While the brothers split on their NFL teams, they both shared a passion for the Lakers.
“My Dad got us to love the Lakers thanks to Kobe, and from there it just took off,” Akeem Hemingway said.
Both brothers also played basketball for Myrtle Beach High.
“We loved to ball with each other,” said Akeem Hemingway, who was part of the 2002 team that brought the 3A title back to the Grand Strand for the first time in 15 years.
Six years later, Darius Hemingway followed in his brother’s shoes and won a state title with the Seahawks in 2008.
“He had his own pace when he was on the court,” Akeem Hemingway said. “He wasn’t the fastest and he couldn’t jump the highest, but he had his own pace. He had a way of using his body to score or get the job done.”
On top of his love for sports, Darius Hemingway had a deep interest in music, particularly rap.
“He had a gift for it,” Akeem Hemingway said.
Darius Hemingway listened to a wide variety of music.
“He studied the music so much," Akeem Hemingway said. "He listened to everyone.

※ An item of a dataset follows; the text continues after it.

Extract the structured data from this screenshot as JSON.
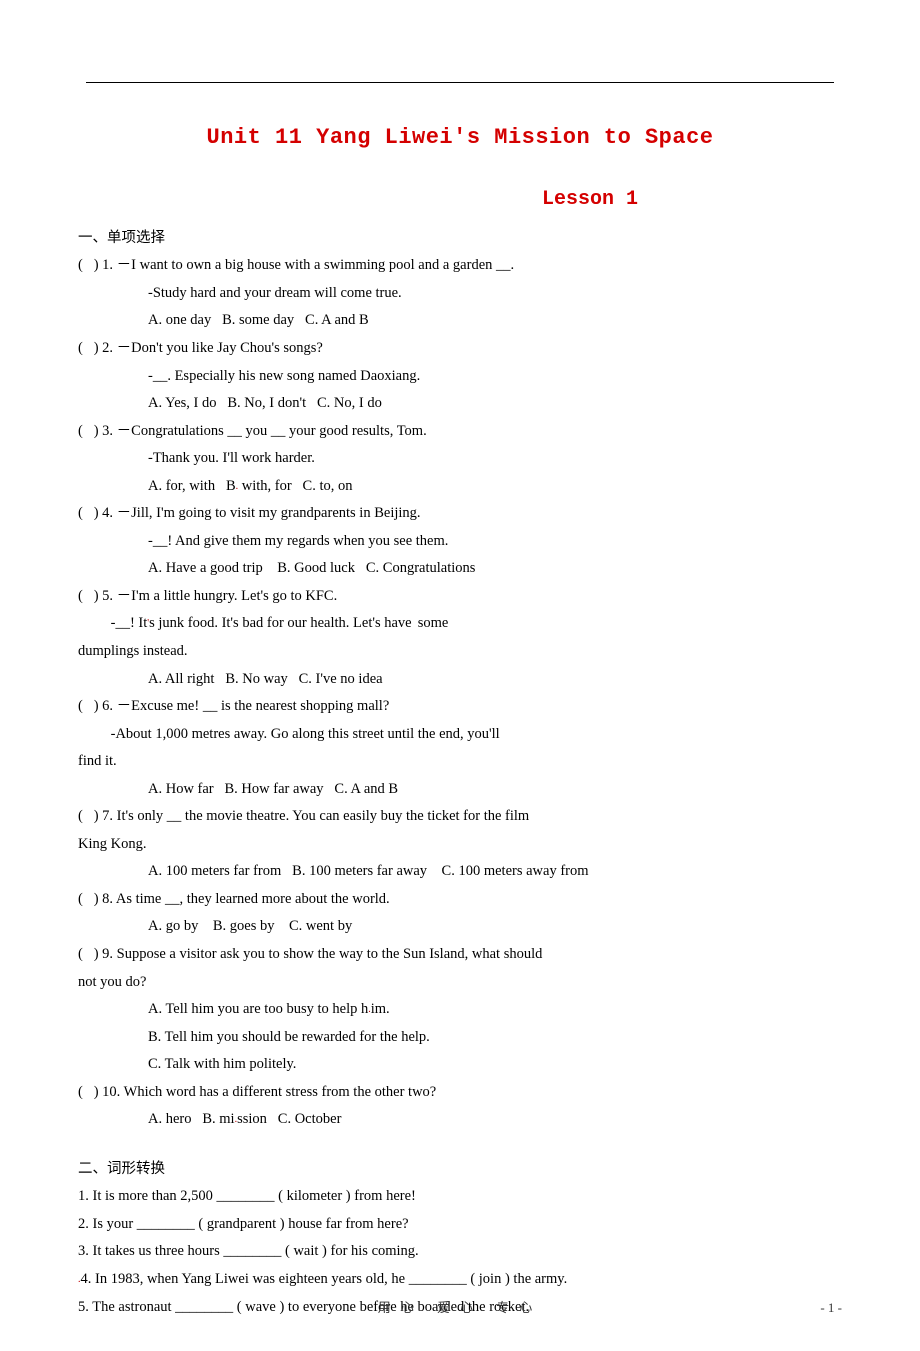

It’s tough to say who his biggest influence was because he was always trying to keep up with the latest trends in rap."
Darius Hemingway often left his phone on speaker and listened to both music and interviews with artists.
“You would hear him in the early morning hours, studying rap,” Akeem Hemingway said.
Since his death, Darius Hemingway's family has seen how many lives he touched.
“My mother told us yesterday that I cannot believe the amount of people he impacted and he was only on this earth for 30 years,” Chestnut, his sister, said. “We have had so many people come by, call and show so much support.”
Her brother agreed.
“I think he wanted to know from me if he made me proud and I never did get a chance to tell him,” Akeem Hemingway said. “But if he was here, I’d tell him I’m proud of him.”
As for the Christmas toy drive, the family plans to keep Darius Hemingway's tradition going this year.
“He used what he had to make a difference," Chestnut said. "And we’re going to continue that."
Funeral services for Darius Hemingway will be at 1 p.m. Tuesday at Racepath Community Park.
Chestnut said the hymn “May the work that I’ve done speak for me” embodies who her late brother was, what he stood for and the impact he had on his community.
“What he has done in a short amount of time is speaking [for Darius],” she said. “There is so much good when you hear Darius Hemingway.”